Tuesday, April 13, 2021

Words my murdered child left behind

Every year at Yom Hazikaron time (it begins at sunset today), I comb through my Malki's last diary for an excerpt to publish. It isn't an easy task.

First, it breaks my heart to read her words. And second, it is an eyestrain because her script is miniscule. 

She tried her utmost to milk that pocket-sized diary for all it's worth. Details of nearly every day of her last year of life are recorded: youth group activities, quotes of her friends, tallies of hours studied for an exam, help she gave me in caring for her severely-disabled little sister, thoughts, worries. and records of every single terror attack and its victims. 

When the pages didn't suffice, she would glue on strips of paper to enable her to complete the account. It's in the photo on the right. 
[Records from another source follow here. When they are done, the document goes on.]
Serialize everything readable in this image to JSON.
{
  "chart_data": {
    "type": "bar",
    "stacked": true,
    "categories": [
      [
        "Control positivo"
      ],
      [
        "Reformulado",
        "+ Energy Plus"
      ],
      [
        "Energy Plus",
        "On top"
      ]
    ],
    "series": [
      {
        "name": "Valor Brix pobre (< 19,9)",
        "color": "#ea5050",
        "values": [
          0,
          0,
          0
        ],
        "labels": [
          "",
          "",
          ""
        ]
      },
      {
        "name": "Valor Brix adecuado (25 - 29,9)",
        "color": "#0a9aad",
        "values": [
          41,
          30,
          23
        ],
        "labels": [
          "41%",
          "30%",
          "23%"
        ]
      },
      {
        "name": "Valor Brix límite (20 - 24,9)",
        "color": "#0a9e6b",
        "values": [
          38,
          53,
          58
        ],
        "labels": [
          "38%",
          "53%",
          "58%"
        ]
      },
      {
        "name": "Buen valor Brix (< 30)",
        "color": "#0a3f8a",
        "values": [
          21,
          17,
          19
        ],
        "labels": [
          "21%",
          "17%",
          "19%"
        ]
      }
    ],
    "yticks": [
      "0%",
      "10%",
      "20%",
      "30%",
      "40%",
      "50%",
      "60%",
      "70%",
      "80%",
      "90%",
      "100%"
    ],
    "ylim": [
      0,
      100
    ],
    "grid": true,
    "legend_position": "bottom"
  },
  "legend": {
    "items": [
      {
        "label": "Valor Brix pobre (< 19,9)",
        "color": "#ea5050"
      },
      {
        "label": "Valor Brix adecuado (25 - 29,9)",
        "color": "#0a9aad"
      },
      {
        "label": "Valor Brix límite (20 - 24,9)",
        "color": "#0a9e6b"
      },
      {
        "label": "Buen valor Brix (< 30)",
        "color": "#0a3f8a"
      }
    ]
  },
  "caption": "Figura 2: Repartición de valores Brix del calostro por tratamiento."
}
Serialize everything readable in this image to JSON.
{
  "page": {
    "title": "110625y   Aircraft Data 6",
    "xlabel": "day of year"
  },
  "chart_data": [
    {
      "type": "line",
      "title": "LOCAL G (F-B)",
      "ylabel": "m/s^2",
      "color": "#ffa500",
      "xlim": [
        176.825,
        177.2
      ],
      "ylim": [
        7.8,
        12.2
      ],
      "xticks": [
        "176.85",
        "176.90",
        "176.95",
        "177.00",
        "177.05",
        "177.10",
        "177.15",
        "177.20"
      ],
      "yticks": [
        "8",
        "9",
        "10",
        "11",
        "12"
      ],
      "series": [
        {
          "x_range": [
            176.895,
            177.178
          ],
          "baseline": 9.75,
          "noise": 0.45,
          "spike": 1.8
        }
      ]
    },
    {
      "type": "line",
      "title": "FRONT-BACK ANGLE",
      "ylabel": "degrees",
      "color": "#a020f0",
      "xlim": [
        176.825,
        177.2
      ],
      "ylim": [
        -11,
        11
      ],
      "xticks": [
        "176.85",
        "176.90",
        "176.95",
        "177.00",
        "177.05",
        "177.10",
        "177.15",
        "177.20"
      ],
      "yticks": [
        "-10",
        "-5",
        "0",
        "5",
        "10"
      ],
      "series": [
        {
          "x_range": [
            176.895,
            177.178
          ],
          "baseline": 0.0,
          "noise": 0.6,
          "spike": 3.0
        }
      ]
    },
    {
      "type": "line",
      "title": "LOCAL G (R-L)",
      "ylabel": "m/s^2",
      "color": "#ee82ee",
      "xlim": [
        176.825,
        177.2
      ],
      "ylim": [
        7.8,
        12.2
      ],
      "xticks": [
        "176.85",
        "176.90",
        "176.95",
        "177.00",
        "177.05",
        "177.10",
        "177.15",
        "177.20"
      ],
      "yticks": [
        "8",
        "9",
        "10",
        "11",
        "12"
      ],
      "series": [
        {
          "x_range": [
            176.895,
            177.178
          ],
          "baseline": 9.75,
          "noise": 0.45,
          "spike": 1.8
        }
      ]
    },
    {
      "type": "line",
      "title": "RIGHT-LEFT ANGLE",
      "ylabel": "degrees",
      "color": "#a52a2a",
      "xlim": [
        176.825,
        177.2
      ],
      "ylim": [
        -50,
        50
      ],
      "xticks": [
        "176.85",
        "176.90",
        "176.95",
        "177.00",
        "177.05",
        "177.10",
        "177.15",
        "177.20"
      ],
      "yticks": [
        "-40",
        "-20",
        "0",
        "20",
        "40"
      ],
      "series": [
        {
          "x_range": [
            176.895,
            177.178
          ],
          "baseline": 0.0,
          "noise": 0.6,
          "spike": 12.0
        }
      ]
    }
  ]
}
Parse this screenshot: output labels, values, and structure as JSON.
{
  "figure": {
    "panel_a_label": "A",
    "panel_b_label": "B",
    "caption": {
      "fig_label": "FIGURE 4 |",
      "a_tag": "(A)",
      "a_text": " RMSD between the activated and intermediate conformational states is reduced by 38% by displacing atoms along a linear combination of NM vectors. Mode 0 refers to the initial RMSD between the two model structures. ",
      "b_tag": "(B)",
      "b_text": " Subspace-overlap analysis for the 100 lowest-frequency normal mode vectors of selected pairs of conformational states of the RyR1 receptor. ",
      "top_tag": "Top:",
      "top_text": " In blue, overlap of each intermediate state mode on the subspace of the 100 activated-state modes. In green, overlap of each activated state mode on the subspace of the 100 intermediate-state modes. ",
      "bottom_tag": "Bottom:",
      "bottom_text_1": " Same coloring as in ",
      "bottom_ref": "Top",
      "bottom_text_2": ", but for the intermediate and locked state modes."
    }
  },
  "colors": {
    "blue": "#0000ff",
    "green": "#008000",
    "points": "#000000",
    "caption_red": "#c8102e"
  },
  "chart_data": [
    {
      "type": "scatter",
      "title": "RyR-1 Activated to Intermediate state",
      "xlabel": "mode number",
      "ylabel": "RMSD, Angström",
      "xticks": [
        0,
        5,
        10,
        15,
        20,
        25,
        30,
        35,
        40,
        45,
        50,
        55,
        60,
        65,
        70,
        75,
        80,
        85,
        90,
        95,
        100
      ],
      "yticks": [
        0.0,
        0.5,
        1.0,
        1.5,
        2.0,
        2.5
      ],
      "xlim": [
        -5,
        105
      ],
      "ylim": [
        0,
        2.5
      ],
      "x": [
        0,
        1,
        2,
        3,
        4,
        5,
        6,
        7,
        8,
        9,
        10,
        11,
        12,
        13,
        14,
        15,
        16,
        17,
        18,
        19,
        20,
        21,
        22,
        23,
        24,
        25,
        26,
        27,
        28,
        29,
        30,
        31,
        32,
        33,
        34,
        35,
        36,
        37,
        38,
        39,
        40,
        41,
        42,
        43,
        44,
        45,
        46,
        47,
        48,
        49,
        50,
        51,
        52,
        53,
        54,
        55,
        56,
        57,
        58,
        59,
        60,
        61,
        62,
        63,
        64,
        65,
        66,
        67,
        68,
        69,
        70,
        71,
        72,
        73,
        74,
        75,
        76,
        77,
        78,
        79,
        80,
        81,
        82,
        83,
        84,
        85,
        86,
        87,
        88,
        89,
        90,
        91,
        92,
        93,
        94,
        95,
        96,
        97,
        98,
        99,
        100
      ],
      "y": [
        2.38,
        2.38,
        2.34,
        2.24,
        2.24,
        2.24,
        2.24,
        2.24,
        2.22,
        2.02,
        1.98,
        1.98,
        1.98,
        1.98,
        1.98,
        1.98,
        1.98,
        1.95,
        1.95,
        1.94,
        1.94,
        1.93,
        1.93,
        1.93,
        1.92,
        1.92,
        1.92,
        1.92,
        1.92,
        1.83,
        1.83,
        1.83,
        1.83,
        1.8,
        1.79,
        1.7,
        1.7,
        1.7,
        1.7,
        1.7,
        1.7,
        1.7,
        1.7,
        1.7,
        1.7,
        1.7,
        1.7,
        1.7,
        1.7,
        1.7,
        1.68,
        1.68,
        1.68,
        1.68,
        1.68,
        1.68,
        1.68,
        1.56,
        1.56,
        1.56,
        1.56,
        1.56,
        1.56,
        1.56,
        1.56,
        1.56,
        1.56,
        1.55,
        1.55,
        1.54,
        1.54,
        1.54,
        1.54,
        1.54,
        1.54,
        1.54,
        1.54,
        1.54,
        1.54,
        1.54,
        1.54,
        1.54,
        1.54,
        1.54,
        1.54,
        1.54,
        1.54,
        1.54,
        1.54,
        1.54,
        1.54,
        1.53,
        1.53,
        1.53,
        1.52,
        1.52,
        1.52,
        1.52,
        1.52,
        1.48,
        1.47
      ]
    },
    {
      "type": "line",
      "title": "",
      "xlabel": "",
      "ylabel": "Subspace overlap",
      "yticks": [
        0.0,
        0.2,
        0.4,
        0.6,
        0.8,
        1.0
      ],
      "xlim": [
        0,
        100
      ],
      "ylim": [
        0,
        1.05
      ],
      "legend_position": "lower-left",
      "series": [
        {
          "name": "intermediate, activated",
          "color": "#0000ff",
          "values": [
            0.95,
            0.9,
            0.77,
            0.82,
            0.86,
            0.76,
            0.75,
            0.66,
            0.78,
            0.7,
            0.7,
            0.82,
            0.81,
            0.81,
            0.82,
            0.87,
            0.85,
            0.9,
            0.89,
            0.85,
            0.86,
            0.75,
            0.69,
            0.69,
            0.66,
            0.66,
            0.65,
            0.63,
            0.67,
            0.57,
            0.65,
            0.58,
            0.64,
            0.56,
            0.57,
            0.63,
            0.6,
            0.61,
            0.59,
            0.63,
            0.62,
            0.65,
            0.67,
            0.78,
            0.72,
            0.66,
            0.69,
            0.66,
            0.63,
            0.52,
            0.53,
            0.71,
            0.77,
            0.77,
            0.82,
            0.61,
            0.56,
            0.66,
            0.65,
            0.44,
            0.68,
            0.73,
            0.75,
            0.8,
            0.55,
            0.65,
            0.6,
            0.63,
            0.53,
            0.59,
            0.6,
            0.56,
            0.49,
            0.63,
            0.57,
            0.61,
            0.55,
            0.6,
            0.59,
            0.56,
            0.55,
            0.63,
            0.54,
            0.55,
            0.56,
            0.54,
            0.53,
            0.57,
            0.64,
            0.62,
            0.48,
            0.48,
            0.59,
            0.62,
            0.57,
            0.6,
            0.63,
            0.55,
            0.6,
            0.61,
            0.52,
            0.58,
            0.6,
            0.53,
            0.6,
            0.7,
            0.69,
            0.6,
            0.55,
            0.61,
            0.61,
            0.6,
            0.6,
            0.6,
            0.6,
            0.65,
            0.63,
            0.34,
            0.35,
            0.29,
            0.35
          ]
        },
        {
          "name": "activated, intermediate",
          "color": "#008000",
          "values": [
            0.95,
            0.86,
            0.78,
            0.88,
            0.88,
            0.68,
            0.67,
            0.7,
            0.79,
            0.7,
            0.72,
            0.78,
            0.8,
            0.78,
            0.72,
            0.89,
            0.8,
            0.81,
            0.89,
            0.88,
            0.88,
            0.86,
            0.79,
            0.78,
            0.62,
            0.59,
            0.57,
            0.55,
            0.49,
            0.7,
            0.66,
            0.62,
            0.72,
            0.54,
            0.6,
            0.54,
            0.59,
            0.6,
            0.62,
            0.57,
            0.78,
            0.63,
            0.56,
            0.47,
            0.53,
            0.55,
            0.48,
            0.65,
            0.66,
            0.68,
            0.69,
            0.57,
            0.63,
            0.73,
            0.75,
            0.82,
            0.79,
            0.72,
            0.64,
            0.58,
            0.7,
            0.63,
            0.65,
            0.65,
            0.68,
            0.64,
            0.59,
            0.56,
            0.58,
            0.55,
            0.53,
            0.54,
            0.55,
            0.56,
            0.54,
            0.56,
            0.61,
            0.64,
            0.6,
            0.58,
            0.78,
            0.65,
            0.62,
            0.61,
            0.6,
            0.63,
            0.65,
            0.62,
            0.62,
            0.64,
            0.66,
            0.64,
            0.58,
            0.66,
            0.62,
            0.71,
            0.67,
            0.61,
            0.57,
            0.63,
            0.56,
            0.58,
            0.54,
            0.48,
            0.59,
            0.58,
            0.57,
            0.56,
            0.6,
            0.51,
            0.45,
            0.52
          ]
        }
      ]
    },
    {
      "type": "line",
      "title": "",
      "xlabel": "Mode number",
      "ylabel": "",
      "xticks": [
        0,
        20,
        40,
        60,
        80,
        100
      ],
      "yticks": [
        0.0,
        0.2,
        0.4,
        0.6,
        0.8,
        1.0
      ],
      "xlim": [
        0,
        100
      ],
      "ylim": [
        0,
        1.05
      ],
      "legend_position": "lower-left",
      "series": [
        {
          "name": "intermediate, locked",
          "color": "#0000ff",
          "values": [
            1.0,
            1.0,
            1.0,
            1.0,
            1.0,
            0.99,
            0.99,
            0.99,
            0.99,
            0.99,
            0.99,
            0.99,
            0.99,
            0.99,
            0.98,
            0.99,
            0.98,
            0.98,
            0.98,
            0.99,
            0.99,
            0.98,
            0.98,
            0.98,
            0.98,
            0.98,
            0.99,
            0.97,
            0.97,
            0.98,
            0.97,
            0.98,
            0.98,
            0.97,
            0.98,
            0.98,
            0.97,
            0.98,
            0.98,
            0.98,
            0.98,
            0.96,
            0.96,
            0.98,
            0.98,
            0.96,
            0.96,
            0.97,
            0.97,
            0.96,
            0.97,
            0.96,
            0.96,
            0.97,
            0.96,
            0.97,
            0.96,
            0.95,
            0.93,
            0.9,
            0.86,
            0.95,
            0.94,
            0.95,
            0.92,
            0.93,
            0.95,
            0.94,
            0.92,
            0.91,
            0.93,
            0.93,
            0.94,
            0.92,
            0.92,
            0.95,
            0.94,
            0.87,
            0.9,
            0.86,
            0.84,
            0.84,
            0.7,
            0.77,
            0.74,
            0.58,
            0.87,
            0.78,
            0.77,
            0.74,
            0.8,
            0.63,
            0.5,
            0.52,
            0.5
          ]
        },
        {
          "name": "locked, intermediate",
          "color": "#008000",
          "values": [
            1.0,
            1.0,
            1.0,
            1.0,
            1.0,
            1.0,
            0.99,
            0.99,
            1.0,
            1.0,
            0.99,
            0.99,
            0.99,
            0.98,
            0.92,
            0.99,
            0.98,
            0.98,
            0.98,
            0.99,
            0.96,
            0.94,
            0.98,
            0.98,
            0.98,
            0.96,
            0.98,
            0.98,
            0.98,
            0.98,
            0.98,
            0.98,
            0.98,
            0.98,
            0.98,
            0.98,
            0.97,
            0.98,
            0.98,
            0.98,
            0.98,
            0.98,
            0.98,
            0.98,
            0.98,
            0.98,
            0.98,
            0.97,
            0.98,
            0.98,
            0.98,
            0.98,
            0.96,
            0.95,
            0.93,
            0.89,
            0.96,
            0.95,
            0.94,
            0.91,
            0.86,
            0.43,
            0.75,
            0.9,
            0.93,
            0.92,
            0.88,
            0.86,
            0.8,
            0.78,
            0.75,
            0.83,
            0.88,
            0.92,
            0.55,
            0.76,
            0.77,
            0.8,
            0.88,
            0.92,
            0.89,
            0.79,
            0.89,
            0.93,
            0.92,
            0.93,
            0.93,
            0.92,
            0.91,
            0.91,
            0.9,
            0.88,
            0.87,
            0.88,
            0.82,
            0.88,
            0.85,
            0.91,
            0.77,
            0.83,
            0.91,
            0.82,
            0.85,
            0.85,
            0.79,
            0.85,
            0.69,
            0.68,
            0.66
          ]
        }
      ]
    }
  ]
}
Just as she squeezed every bit of writing possible into that diary, so too she squeezed into every day of her short, special life the experiences and deeds that spread joy and pleasure to everyone she encountered, whether through her words, her artwork or her flute and guitar playing.

What a precious girl she was.

And here below is a photo of the new diary she had just purchased and dedicated shortly before a Hamas terrorist, Ahlam Tamimi, cut short her life. Malki was carrying it in her backpack on that sunny, August afternoon. 


The condition of the diary, which is here beside me, demonstrates the brutal force of those 10 kgs of explosives Tamimi used to execute the Sbarro massacre - the terrorist outrage she has publicly called "my operation".

In the diary entry of June 11, 2001 to which I randomly turned today and which I've photographed, she records something I remember her telling me that had touched her. She and her older brother, Shaya, went to buy themselves new glasses - and independently selected the identical frames.

She ended that day's entry: 
"I studied all day. I didn't go to the snif [a Hebrew word that means her youth group's hangout]. I went in the middle on a tour with Mommy. And that's it."
I don't recall that tour. Nor can I imagine where it was. I will never know.